Purpose: Evaluate the safety of MynxGrip® for common femoral vein closure.

Methods and materials: This is a multicenter, randomized, prospective study of 208 patients who were slated to undergo diagnostic/interventional procedures via femoral venous access. Patients were randomized 1:1 to receive venous hemostasis via MynxGrip® (n = 104) or manual compression (n = 104) utilizing 5, 6, and 7 Fr sheaths. Bilateral calf and thigh circumferences were measured serially. Patients were followed up through hospital discharge. There were no differences in the baseline characteristics between the two groups.

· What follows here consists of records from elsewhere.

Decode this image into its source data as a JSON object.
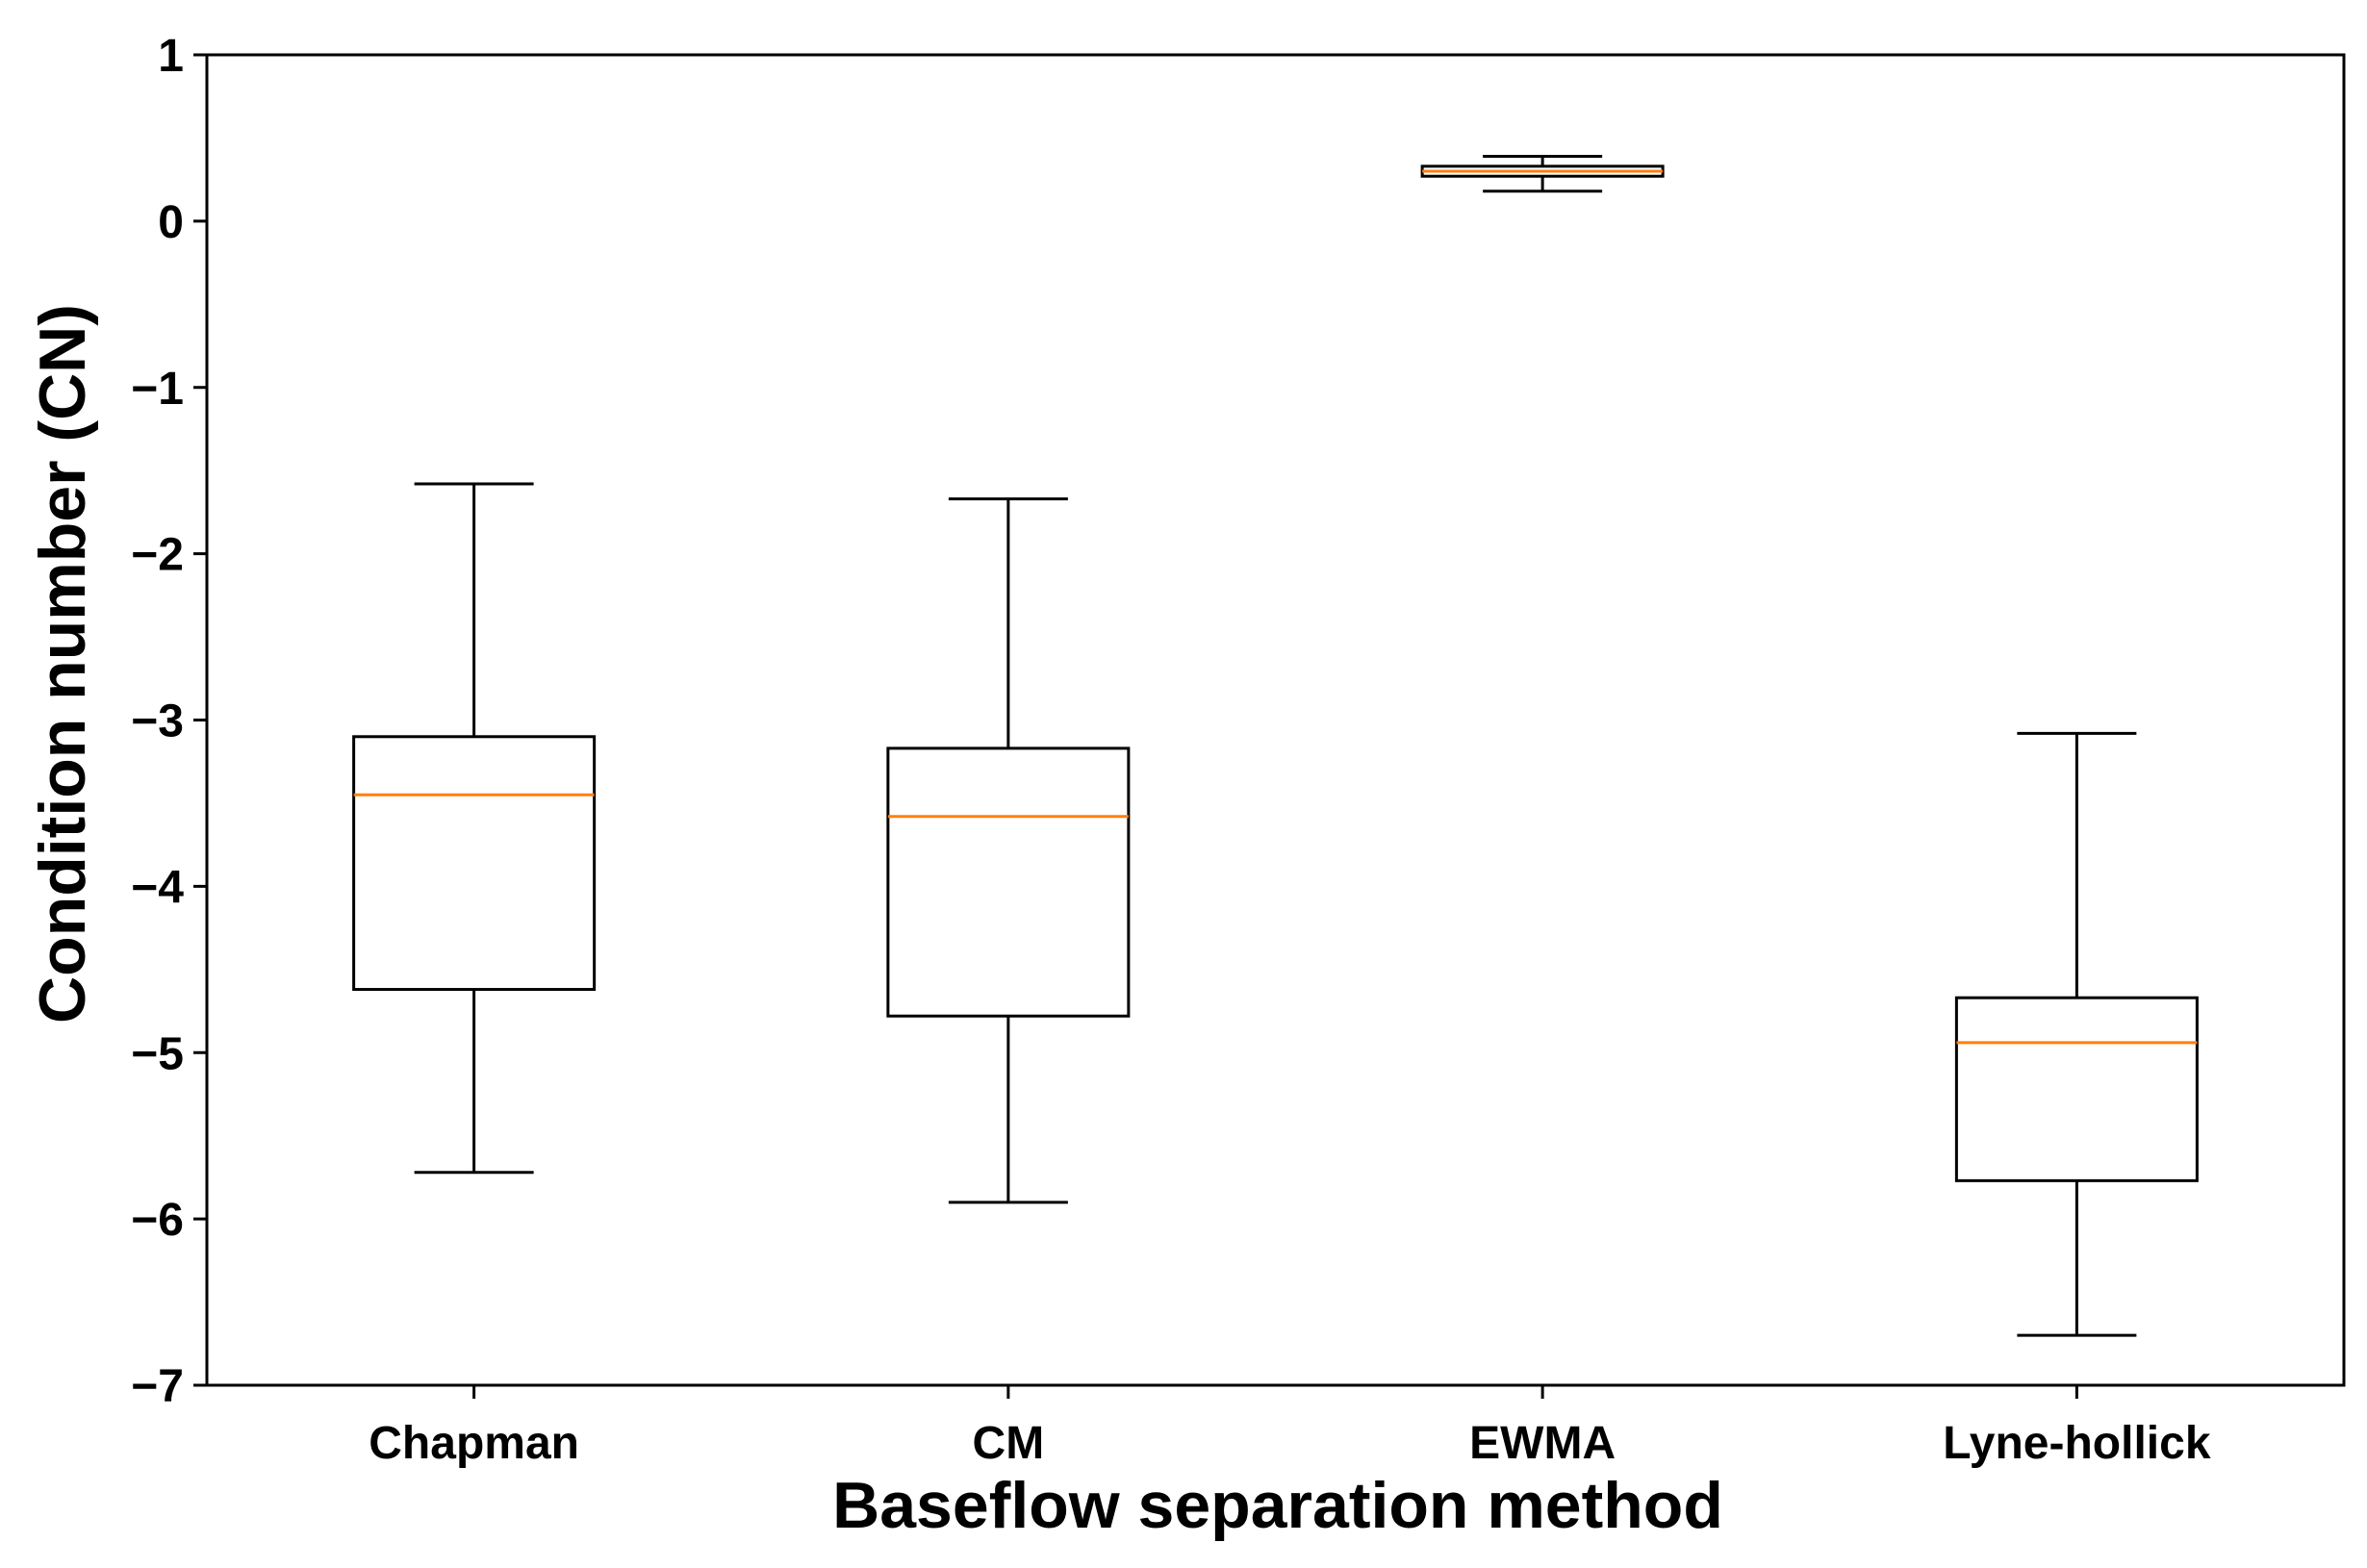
{
  "chart_data": {
    "type": "box",
    "title": "",
    "xlabel": "Baseflow separation method",
    "ylabel": "Condition number (CN)",
    "ylim": [
      -7,
      1
    ],
    "yticks": [
      1,
      0,
      -1,
      -2,
      -3,
      -4,
      -5,
      -6,
      -7
    ],
    "ytick_labels": [
      "1",
      "0",
      "−1",
      "−2",
      "−3",
      "−4",
      "−5",
      "−6",
      "−7"
    ],
    "grid": false,
    "legend": "none",
    "categories": [
      "Chapman",
      "CM",
      "EWMA",
      "Lyne-hollick"
    ],
    "boxes": [
      {
        "category": "Chapman",
        "whisker_low": -5.72,
        "q1": -4.62,
        "median": -3.45,
        "q3": -3.1,
        "whisker_high": -1.58
      },
      {
        "category": "CM",
        "whisker_low": -5.9,
        "q1": -4.78,
        "median": -3.58,
        "q3": -3.17,
        "whisker_high": -1.67
      },
      {
        "category": "EWMA",
        "whisker_low": 0.18,
        "q1": 0.27,
        "median": 0.3,
        "q3": 0.33,
        "whisker_high": 0.39
      },
      {
        "category": "Lyne-hollick",
        "whisker_low": -6.7,
        "q1": -5.77,
        "median": -4.94,
        "q3": -4.67,
        "whisker_high": -3.08
      }
    ],
    "colors": {
      "box_edge": "#000000",
      "median": "#ff7f0e",
      "axes": "#000000"
    }
  }
}
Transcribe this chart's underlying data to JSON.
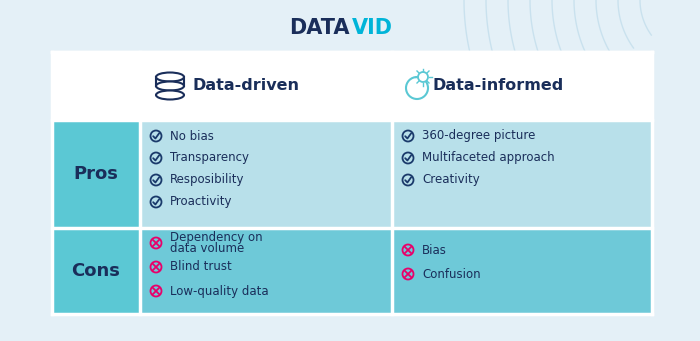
{
  "title_data": "DATA",
  "title_vid": "VID",
  "title_color_data": "#1a2e5a",
  "title_color_vid": "#00b4d8",
  "col1_header": "Data-driven",
  "col2_header": "Data-informed",
  "row1_label": "Pros",
  "row2_label": "Cons",
  "row_label_bg": "#5bc8d4",
  "row_label_color": "#1a2e5a",
  "pros_bg": "#b8e0ea",
  "cons_bg": "#6ec9d8",
  "header_text_color": "#1a2e5a",
  "pros_dd": [
    "No bias",
    "Transparency",
    "Resposibility",
    "Proactivity"
  ],
  "pros_di": [
    "360-degree picture",
    "Multifaceted approach",
    "Creativity"
  ],
  "cons_dd": [
    "Dependency on\ndata volume",
    "Blind trust",
    "Low-quality data"
  ],
  "cons_di": [
    "Bias",
    "Confusion"
  ],
  "check_color": "#1a3a6b",
  "cross_color": "#e8006a",
  "item_text_color": "#1a2e5a",
  "outer_bg": "#e4f0f7",
  "table_bg": "#ffffff",
  "wave_color": "#b8d8e8"
}
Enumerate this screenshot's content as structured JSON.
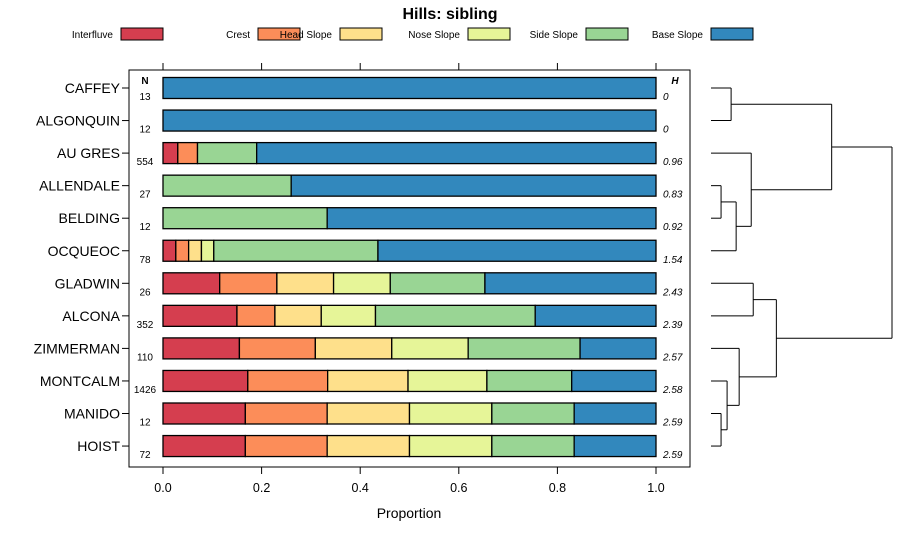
{
  "chart_data": {
    "type": "stacked-bar",
    "title": "Hills: sibling",
    "xlabel": "Proportion",
    "ylabel": "",
    "xlim": [
      0,
      1
    ],
    "xticks": [
      0.0,
      0.2,
      0.4,
      0.6,
      0.8,
      1.0
    ],
    "xtick_labels": [
      "0.0",
      "0.2",
      "0.4",
      "0.6",
      "0.8",
      "1.0"
    ],
    "n_header": "N",
    "h_header": "H",
    "legend_position": "top",
    "legend": [
      {
        "name": "Interfluve",
        "color": "#d53e4f"
      },
      {
        "name": "Crest",
        "color": "#fc8d59"
      },
      {
        "name": "Head Slope",
        "color": "#fee08b"
      },
      {
        "name": "Nose Slope",
        "color": "#e6f598"
      },
      {
        "name": "Side Slope",
        "color": "#99d594"
      },
      {
        "name": "Base Slope",
        "color": "#3288bd"
      }
    ],
    "rows": [
      {
        "label": "CAFFEY",
        "n": "13",
        "h": "0",
        "values": [
          0,
          0,
          0,
          0,
          0,
          1.0
        ]
      },
      {
        "label": "ALGONQUIN",
        "n": "12",
        "h": "0",
        "values": [
          0,
          0,
          0,
          0,
          0,
          1.0
        ]
      },
      {
        "label": "AU GRES",
        "n": "554",
        "h": "0.96",
        "values": [
          0.03,
          0.04,
          0,
          0,
          0.12,
          0.81
        ]
      },
      {
        "label": "ALLENDALE",
        "n": "27",
        "h": "0.83",
        "values": [
          0,
          0,
          0,
          0,
          0.26,
          0.74
        ]
      },
      {
        "label": "BELDING",
        "n": "12",
        "h": "0.92",
        "values": [
          0,
          0,
          0,
          0,
          0.333,
          0.667
        ]
      },
      {
        "label": "OCQUEOC",
        "n": "78",
        "h": "1.54",
        "values": [
          0.026,
          0.026,
          0.026,
          0.025,
          0.333,
          0.564
        ]
      },
      {
        "label": "GLADWIN",
        "n": "26",
        "h": "2.43",
        "values": [
          0.115,
          0.116,
          0.115,
          0.115,
          0.192,
          0.347
        ]
      },
      {
        "label": "ALCONA",
        "n": "352",
        "h": "2.39",
        "values": [
          0.15,
          0.077,
          0.094,
          0.11,
          0.324,
          0.245
        ]
      },
      {
        "label": "ZIMMERMAN",
        "n": "110",
        "h": "2.57",
        "values": [
          0.155,
          0.154,
          0.155,
          0.155,
          0.227,
          0.154
        ]
      },
      {
        "label": "MONTCALM",
        "n": "1426",
        "h": "2.58",
        "values": [
          0.172,
          0.162,
          0.163,
          0.16,
          0.172,
          0.171
        ]
      },
      {
        "label": "MANIDO",
        "n": "12",
        "h": "2.59",
        "values": [
          0.167,
          0.166,
          0.167,
          0.167,
          0.167,
          0.166
        ]
      },
      {
        "label": "HOIST",
        "n": "72",
        "h": "2.59",
        "values": [
          0.167,
          0.166,
          0.167,
          0.167,
          0.167,
          0.166
        ]
      }
    ],
    "dendrogram": {
      "leaf_order": [
        "CAFFEY",
        "ALGONQUIN",
        "AU GRES",
        "ALLENDALE",
        "BELDING",
        "OCQUEOC",
        "GLADWIN",
        "ALCONA",
        "ZIMMERMAN",
        "MONTCALM",
        "MANIDO",
        "HOIST"
      ],
      "merges": [
        {
          "left": "ALLENDALE",
          "right": "BELDING",
          "height": 0.0556
        },
        {
          "left": "MANIDO",
          "right": "HOIST",
          "height": 0.0556
        },
        {
          "left": "MONTCALM",
          "right": "MANIDO+HOIST",
          "height": 0.0889
        },
        {
          "left": "CAFFEY",
          "right": "ALGONQUIN",
          "height": 0.1111
        },
        {
          "left": "ALLENDALE+BELDING",
          "right": "OCQUEOC",
          "height": 0.1389
        },
        {
          "left": "ZIMMERMAN",
          "right": "MONTCALM+MANIDO+HOIST",
          "height": 0.1556
        },
        {
          "left": "AU GRES",
          "right": "ALLENDALE+BELDING+OCQUEOC",
          "height": 0.2222
        },
        {
          "left": "GLADWIN",
          "right": "ALCONA",
          "height": 0.2333
        },
        {
          "left": "GLADWIN+ALCONA",
          "right": "ZIMMERMAN+MONTCALM+MANIDO+HOIST",
          "height": 0.3611
        },
        {
          "left": "CAFFEY+ALGONQUIN",
          "right": "AU GRES+ALLENDALE+BELDING+OCQUEOC",
          "height": 0.6667
        },
        {
          "left": "top-cluster",
          "right": "bottom-cluster",
          "height": 1.0
        }
      ]
    }
  }
}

Results: There was no difference between the groups for venous thrombosis, (0%, p = 1). Overall, there was no significant change in access site calf (-0.18 ± 1.38 cm, p = 0.18) or thigh diameter (0.33 ± 2.86, p = 0.81). In both groups, none of the patients had major or minor vascular complications, access site infection, nerve injury, or access site bleeding requiring transfusion. The pre- to post-procedure hemoglobin drop was -0.51 ± 1.1 vs. -0.64 ± 1.3 g/dL, p = 0.59 in the manual compression group and MynxGrip® group, respectively. Time to hemostasis, was significantly lower in the MynxGrip® group compared to the manual compression group with 0.12 ± 0.89 vs. 7.6 ± 5.7 min, respectively (p < 0.001).

Conclusions: The MynxGrip® extravascular sealant is safe and effective for femoral venous access site closure.

Keywords: Randomized clinical trial; Vascular closure devices; Venous closure.